Outra coisa que ajuda é não estar pessoalmente investido em ser “cool”. Quando nossa identidade deriva de projetarmos uma certa imagem, a gente tende a gravitar em torno de assuntos que reforcem essa imagem de alguma forma: moda, cultura jovem, indústria do entretenimento, etc. Não ter essa preocupação dá uma clareza porque mesmo assuntos técnicos (seguros B2B, medicações neurológicas, feiras de negócio, saúde animal, etc. - já passamos por todos esses!), ou decididamente “não cool” como crédito consignado ou fraldas para adultos são igualmente interessantes, porque as recompensas não-financeiras são a descoberta e o aprendizado, não ser visto de uma determinada forma. A curiosidade e a capacidade de imaginar o amanhã, mas com os pés firmes no chão das evidências, são estados mentais que não requerem bigode de dono de circo, cabelos multicoloridos, óculos de aro grosso colorido, ter (ou parecer ter) menos de 35 anos ou qualquer outra coisa que possa ser sinalização de ser moderno ou “cool”.
Contando um pouco sobre como fazemos por aqui, na frente de entender o fluxo das inovações e caçar oportunidades fora, nosso papel com os Trend Scouts, além de evitar que a gente se perca na tradução da cultura dos outros, é entender quais lugares são mais influentes para quais assuntos e categorias e saber onde procurar o que tem mais potencial. Escolher para onde vamos olhar já é parte do processo de investigação.
Em 2011, a gente fez um estudo proprietário sobre alimentação saudável em 25 cidades do mundo que identificou propostas de valor emergentes na época que são absolutamente consolidadas hoje e pilares de produtos de muito sucesso: a ênfase na quantidade de proteínas (ponto chave do YoPro, um dos maiores cases recentes no setor), os clean labels e listas minimalistas de ingredientes (ponto chave da RX Bar, fundada em 2012 e vendida para a Kellogg em 2017 por 600 milhões de dólares e com me too brasileiro), as padarias artesanais, entre outras. Em 2014, esse estudo foi apresentado em um evento de um líder global do setor de alimentos e muita coisa ainda era nova para a audiência.
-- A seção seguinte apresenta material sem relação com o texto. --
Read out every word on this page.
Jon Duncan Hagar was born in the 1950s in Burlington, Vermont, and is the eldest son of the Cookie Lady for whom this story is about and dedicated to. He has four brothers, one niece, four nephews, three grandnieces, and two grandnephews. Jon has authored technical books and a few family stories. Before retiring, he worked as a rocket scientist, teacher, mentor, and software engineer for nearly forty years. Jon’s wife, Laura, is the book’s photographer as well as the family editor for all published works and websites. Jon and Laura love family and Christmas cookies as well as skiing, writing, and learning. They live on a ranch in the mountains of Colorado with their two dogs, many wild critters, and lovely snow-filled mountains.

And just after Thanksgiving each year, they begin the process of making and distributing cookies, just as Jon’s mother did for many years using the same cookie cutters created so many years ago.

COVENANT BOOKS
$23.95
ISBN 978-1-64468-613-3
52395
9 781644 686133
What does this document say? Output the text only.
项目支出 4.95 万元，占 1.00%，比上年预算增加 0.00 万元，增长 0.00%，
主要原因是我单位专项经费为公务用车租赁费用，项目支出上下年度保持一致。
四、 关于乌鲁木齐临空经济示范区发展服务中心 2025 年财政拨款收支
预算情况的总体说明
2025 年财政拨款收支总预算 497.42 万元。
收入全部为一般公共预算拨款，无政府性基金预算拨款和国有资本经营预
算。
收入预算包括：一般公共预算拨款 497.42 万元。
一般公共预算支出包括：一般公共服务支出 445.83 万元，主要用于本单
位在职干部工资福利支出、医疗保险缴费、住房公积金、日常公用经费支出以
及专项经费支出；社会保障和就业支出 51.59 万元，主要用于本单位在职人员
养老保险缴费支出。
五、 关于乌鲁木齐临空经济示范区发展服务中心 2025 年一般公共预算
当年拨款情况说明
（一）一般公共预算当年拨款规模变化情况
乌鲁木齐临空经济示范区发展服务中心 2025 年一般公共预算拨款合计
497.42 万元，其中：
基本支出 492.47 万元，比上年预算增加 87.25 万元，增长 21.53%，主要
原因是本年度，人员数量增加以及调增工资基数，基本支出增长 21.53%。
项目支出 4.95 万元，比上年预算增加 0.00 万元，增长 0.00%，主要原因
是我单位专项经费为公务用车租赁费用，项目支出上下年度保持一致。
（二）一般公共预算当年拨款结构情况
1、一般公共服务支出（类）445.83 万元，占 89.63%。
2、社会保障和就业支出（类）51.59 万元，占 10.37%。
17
Usando essa mesma metodologia com clientes, já fizemos estudos sobre linhas aéreas (que gerou uma linha de receita que segue aberta até hoje e certamente pagou milhares de vezes pelo estudo), sobre o mercado de beleza, de foodservice, de varejo, e mais muitos outros. Em muitos casos, isso aconteceu em paralelo a métodos quali e quanti, às vezes mais tradicionais, às vezes com o nosso twist, porque aprofundar na nossa realidade é fundamental, não opcional. Em muitos casos, fechamos com workshops e outros entregáveis mão na massa para ajudar nossos clientes a priorizar oportunidades e tirar do papel, porque trazer um monte de caminhos e novidades sem cruzar isso com um entendimento do negócio e das possibilidades das marcas não é estratégia, é entretenimento.
Então, nesse fim de ano em que chovem relatórios de tendência com os mesmos temas gerais de sempre (autenticidade, “a primeira geração nativa digital da história” - era a Y, depois a Z, agora é a Alpha - o que é ser nativo digital mesmo? Dá até para fazer um bingo), esqueça o relatório generalista - se você realmente quer se comprometer em explorar futuros mais vantajosos na sua categoria, inclua um trabalho sob medida em seu planejamento estratégico.